0
votes

I have a data set :

data data;
   input group $ count;
   datalines;
A 4
A 3
A 2
A 1
B 1
C 1
D 2
D 1
E 1
F 1
G 2
G 1
H 1
;
run;

The first variable is a group identifier, the second count the number of observations by group, the dataset is sorted by group and then by count in descending order.

I want a new variable that take the max of "count" variable for each group such as :

data data;
   input group $ count max_count;
   datalines;
A 4 4
A 3 4
A 2 4
A 1 4
B 1 1
C 1 1
D 2 2
D 1 2
E 1 1
F 1 1
G 2 2
G 1 2
H 1 1
;
run;

The closest I've managed to get is by doing :

data data;
    set data;
    by group;
    if first.group then max_count=count;
run;

But the result is :

data data;
   input group $ count max_count;
   datalines;
A 4 4
A 3 .
A 2 .
A 1 .
B 1 1
C 1 1
D 2 2
D 1 .
E 1 1
F 1 1
G 2 2
G 1 .
H 1 1
;
run;

Any idea how to perform this please?

2

2 Answers

4
votes

You can use sequential DOW loops for this type of processing. A DOW loop is one wherein a SET statement is within the loop -- an arrangement that is not taught in introductory DATA step programming. The first loop will 'measure' the group to compute some group level metric, and the second loop will apply the metric to each member in the group as the rows are output.

data want;
  do _n_ = 1 by 1 until (last.group);
    set have;
    by group;
    if count > maxcount then maxcount = count;
  end;
  do _n_ = 1 to _n_;
    set have;
    output;
  end;
run;

Edit - Simpler

I didn't read the question carefully -- it states

the dataset is sorted by group and then by count in descending order.

data want;
  set data;
  by group descending count;
  if first.group then max_count = count;
  retain max_count;
run;

Explanation

Accepting the sort condition prima facie means the maximum is already known at the first record in the group. Thus, there is no need for a DOW loop to 'measure' the group.

Highlights:

  • descending count in the BY by statement enforces the presumptive condition
    • If the counts are not sorted as expected there will be an ERROR in the Log
  • first.group detects the first row, in a group of rows, where the group value has changed. This is the point at which the count will be maximum if the BY conditions are met.

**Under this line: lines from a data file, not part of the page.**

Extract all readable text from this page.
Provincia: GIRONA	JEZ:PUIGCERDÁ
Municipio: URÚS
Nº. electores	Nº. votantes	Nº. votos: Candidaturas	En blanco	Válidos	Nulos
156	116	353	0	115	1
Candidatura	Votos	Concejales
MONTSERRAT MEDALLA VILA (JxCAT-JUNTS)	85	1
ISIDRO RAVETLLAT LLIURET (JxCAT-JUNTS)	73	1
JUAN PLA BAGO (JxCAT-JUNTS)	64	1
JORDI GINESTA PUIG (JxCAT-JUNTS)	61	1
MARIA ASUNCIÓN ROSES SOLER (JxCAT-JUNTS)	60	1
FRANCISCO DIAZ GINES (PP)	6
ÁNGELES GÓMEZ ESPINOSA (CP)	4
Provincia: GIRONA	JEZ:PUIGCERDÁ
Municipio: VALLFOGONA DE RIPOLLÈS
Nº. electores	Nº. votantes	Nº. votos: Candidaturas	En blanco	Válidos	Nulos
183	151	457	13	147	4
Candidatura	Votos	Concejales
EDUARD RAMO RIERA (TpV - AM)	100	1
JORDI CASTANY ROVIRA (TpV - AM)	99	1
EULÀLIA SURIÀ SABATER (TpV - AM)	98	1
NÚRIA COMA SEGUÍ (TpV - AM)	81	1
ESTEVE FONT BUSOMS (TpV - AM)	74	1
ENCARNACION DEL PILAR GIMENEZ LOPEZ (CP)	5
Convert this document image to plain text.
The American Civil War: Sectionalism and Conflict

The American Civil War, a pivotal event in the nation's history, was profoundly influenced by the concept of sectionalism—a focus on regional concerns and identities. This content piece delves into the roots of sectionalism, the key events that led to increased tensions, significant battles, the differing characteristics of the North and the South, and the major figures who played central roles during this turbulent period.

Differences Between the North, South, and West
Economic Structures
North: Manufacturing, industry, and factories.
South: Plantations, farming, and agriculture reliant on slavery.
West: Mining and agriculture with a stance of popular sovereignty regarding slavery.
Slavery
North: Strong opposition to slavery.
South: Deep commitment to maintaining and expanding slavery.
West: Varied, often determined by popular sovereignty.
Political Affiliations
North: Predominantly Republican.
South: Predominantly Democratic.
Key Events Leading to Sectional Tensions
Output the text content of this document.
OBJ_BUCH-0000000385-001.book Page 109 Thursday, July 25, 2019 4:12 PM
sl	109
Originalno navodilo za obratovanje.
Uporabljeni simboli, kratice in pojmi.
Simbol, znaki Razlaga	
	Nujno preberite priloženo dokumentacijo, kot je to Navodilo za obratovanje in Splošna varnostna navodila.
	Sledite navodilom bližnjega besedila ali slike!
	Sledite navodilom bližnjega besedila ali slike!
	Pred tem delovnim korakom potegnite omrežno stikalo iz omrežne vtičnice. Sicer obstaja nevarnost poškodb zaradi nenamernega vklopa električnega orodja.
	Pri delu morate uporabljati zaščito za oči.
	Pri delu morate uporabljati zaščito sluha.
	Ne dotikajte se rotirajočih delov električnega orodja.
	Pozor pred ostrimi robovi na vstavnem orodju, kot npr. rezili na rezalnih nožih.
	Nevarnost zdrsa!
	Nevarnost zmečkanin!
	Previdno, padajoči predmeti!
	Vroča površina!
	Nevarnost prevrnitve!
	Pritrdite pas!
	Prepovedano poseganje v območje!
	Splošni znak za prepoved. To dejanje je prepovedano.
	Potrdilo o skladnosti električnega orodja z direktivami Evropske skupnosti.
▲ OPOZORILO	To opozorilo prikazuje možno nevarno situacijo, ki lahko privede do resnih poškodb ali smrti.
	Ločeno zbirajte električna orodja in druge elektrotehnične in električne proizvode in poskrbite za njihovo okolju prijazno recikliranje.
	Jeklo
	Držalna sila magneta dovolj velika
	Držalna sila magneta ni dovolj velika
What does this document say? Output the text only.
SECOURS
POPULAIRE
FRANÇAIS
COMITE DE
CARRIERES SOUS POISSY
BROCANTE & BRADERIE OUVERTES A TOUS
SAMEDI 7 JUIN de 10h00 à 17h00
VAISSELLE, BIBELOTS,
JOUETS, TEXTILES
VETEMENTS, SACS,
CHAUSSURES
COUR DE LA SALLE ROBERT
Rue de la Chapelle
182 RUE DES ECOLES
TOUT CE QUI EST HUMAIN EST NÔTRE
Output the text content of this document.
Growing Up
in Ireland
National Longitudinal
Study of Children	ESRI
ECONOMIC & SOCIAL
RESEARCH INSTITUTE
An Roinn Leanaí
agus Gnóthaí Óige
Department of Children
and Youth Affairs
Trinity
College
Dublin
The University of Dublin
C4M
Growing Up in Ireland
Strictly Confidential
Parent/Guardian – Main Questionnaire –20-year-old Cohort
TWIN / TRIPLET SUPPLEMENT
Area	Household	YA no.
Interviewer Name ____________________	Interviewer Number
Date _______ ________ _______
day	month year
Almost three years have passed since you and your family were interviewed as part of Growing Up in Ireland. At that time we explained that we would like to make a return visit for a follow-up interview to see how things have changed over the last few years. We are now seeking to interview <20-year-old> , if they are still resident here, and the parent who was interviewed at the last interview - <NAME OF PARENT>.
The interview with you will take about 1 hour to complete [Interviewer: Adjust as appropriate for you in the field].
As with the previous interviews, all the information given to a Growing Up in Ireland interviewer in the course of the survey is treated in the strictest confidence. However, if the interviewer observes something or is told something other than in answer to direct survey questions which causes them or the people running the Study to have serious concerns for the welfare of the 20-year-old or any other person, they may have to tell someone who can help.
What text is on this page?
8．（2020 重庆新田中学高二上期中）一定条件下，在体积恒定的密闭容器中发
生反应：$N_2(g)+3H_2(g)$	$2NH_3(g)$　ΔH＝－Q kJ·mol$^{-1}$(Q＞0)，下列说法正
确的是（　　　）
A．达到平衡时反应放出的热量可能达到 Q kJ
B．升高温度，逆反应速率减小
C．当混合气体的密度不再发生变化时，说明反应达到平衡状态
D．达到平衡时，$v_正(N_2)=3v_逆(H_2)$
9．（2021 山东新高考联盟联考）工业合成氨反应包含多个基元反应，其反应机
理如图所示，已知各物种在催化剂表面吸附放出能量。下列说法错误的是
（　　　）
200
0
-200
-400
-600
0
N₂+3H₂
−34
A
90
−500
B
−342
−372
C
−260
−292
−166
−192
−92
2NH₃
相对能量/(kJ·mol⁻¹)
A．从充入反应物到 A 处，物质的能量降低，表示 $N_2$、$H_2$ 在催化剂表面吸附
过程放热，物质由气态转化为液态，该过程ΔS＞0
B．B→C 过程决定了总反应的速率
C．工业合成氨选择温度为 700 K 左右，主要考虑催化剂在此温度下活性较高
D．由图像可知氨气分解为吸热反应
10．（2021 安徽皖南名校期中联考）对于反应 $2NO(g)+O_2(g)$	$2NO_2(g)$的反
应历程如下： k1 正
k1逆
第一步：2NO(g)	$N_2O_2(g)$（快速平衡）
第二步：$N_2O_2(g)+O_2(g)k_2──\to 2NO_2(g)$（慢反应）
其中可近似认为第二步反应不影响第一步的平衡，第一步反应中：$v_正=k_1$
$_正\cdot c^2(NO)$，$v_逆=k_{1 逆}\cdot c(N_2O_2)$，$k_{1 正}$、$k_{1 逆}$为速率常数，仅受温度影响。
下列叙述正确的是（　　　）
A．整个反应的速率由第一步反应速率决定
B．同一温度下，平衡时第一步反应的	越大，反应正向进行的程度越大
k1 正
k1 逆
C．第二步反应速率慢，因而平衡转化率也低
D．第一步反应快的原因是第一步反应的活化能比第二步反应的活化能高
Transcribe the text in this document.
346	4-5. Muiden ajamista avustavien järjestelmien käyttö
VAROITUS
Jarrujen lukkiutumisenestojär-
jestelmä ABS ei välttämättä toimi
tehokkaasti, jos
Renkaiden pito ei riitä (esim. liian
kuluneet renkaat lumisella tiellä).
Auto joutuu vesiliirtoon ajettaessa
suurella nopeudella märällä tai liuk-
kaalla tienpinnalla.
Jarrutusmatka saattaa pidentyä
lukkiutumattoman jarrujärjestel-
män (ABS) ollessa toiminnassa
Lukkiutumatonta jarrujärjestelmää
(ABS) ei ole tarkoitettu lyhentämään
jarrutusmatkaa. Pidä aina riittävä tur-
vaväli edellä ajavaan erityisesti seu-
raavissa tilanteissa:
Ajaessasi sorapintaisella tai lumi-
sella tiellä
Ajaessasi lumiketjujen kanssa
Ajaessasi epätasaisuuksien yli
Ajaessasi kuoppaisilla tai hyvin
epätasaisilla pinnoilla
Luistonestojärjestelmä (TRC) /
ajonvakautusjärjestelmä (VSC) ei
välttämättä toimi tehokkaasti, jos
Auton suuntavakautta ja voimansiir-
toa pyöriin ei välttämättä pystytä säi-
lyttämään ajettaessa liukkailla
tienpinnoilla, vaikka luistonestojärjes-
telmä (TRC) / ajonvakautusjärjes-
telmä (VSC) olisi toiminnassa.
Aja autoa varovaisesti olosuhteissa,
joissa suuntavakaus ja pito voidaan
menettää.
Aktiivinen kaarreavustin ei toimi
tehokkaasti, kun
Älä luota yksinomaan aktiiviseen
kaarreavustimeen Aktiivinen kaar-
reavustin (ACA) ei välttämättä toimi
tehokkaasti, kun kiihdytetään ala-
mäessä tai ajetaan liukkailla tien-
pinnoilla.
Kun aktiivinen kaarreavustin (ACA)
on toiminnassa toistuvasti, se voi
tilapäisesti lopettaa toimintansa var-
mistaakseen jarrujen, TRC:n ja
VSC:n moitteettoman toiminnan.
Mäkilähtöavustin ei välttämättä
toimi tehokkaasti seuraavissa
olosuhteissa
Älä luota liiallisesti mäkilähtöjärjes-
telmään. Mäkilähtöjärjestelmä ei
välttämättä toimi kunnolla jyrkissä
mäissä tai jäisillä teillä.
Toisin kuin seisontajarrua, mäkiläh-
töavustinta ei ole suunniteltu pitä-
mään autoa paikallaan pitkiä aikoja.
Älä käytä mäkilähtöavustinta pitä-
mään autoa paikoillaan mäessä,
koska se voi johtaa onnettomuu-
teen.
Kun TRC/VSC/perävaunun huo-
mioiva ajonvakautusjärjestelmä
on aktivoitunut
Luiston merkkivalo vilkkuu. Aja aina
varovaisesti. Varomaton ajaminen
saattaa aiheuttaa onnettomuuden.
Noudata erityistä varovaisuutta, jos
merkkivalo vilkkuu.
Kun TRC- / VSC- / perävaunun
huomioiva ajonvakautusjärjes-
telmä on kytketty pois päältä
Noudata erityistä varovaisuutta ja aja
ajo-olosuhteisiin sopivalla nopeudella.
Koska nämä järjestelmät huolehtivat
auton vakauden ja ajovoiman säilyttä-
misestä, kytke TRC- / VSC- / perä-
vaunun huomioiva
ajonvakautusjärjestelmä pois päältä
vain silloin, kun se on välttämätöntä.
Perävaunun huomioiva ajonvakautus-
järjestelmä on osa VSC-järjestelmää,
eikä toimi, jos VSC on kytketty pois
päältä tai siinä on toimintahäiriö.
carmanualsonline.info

    • the tracker variable max_count is assigned only at this point
  • retain max_count is a non-executable statement. RETAIN tells the DATA Step compiler to not reset to missing the specified non-dataset variables (at the top of the implicit DATA step loop). Thus, the max_count is unchanged, after being assigned, for all rows in the group.

1
votes

Another way in data step you can also use hash object.

data want;
 if _n_ = 1 then do;
 dcl hash h(multidata:"Y", dataset:"data");
 h.definekey("group");
 h.definedone();
 end;
 set data ;
 by group;
  if  h.find() = 0 then do until(h.find_next() ne 0);
 max_count=sum(max_count,1);
  end;
 run;